It may seem a small matter given everything else that is going on in Canberra, but yesterday was the closing date for nominations for vacancies on the ABC and SBS boards. The selection process will now begin.
This will be the second set of appointments made under the new arm’s length appointment process, in which an independent panel conducts the search and serves up a shortlist of names to minister Stephen Conroy.
But although the process is independent, the parameters are within the influence of the incumbents. I understand that ABC chairman Maurice Newman has made it clear he wants a financial whizz to fill the vacancy created by departure of cultural warrior Janet Albrechtsen.
Now at first sight, this seems a strange thing. The board does not lack financial expertise in the broad sense. Newman himself is a former chair of the Australian Stock Exchange, and the board also includes lawyer and banker Steven Skala (although he departs next year) and Adelaide hotelier Peter Hurley.
Yet I am told that the search is on for someone who can go through the national broadcaster’s accounts line by line, and ask searching questions of management.
Why? Is there a problem? Apparently not. The view is that an organisation spending so much public money has to be schmicker than schmick when it comes to making sure all the dollars and cents are accounted for. On the other hand, some might think this is a job for senior management, rather than the board.
In any case, at least two applicants I know of have been discouraged from applying because they have been told only financial whizzes are wanted.
Meanwhile I am told that Conroy would like to see an appointee who is not from Sydney or Melbourne.
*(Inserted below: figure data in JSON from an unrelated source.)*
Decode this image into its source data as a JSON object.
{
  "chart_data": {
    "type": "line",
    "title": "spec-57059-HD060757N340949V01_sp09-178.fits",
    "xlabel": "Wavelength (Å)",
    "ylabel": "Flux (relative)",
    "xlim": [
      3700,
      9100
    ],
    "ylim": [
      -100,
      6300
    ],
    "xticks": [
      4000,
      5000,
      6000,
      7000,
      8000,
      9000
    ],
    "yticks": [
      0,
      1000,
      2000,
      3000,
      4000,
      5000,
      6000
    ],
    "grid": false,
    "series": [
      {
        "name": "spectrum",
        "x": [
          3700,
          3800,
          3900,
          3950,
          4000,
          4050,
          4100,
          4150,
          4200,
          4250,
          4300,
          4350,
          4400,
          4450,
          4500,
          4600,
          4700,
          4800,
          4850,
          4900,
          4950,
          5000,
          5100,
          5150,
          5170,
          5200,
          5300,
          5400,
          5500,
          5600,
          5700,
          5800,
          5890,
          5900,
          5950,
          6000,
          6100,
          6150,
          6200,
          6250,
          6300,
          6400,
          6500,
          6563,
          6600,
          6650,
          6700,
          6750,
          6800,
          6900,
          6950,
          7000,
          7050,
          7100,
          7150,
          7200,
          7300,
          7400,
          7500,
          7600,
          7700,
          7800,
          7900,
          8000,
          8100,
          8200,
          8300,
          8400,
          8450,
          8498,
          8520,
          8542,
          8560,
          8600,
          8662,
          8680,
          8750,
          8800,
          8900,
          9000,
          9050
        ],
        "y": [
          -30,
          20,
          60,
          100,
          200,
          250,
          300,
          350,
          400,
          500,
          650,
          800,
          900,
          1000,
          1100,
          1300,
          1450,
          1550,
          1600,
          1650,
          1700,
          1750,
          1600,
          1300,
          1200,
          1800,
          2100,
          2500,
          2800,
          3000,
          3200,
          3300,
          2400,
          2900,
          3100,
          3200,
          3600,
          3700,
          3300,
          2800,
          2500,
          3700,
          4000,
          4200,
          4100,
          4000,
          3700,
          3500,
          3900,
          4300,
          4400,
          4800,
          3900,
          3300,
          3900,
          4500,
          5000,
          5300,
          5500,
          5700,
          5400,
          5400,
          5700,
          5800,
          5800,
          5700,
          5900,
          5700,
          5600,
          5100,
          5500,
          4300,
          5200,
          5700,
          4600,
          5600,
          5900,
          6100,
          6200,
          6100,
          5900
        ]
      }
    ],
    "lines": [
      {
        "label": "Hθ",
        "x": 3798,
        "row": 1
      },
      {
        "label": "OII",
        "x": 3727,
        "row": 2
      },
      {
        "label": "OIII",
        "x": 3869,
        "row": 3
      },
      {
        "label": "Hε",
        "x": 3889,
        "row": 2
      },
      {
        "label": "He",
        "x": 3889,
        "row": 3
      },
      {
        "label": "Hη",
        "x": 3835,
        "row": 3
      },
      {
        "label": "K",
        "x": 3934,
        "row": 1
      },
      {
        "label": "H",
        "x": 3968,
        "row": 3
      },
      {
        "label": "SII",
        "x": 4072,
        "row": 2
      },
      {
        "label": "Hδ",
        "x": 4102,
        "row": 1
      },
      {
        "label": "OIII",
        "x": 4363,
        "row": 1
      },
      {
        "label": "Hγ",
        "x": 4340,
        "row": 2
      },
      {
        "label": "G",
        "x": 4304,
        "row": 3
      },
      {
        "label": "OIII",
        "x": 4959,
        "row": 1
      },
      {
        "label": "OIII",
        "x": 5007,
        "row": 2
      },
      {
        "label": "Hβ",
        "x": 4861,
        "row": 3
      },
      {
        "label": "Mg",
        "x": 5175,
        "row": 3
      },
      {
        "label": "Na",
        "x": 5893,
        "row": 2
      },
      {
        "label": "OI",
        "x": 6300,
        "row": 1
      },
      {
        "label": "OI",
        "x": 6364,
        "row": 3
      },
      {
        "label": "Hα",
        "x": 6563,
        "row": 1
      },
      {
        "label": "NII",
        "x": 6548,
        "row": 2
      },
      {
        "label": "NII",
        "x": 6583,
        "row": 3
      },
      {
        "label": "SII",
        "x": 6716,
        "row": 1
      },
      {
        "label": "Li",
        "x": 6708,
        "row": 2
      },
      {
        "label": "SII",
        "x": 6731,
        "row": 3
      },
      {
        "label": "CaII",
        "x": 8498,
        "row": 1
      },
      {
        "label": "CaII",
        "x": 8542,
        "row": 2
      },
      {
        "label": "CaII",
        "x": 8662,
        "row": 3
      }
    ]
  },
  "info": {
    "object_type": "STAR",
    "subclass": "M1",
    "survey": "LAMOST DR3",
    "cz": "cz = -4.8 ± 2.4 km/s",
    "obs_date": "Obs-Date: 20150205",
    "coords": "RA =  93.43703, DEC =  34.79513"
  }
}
As for the SBS board, Joseph Skrzynski was recently announced as the next chair. He will replace Carla Zampatti from December 17. He and Elleni Bereded-Samuel were appointed to the board in March 2009, so it might be thought that they represents current thinking on where SBS should be going and what it should be doing.
So far, though, Skrzynski has declined requests for interviews so it is hard to know what his vision might be.
The notable lack on the SBS board is technological and new media nous. This appointment might well be seen as an opportunity to redress that.
And current SBS board member and industry veteran Gerald Stone tells me he has recommended they look for someone under the age of 30 to give a different perspective.
All that means that new media innovator Bronwen Clune, known to be applying for both positions, might be in the running for SBS, if not for the ABC. She’s not under 30, but she’s young. Doubtless, though, there are many other applicants.
In the meantime, the second public broadcaster seems to have somewhat dropped off the political radar. Perhaps, if and when he breaks his silence, Skrzynski will change that.
Declaration: Clune is on the board of the Foundation for Public Interest Journalism, of which I am the chair.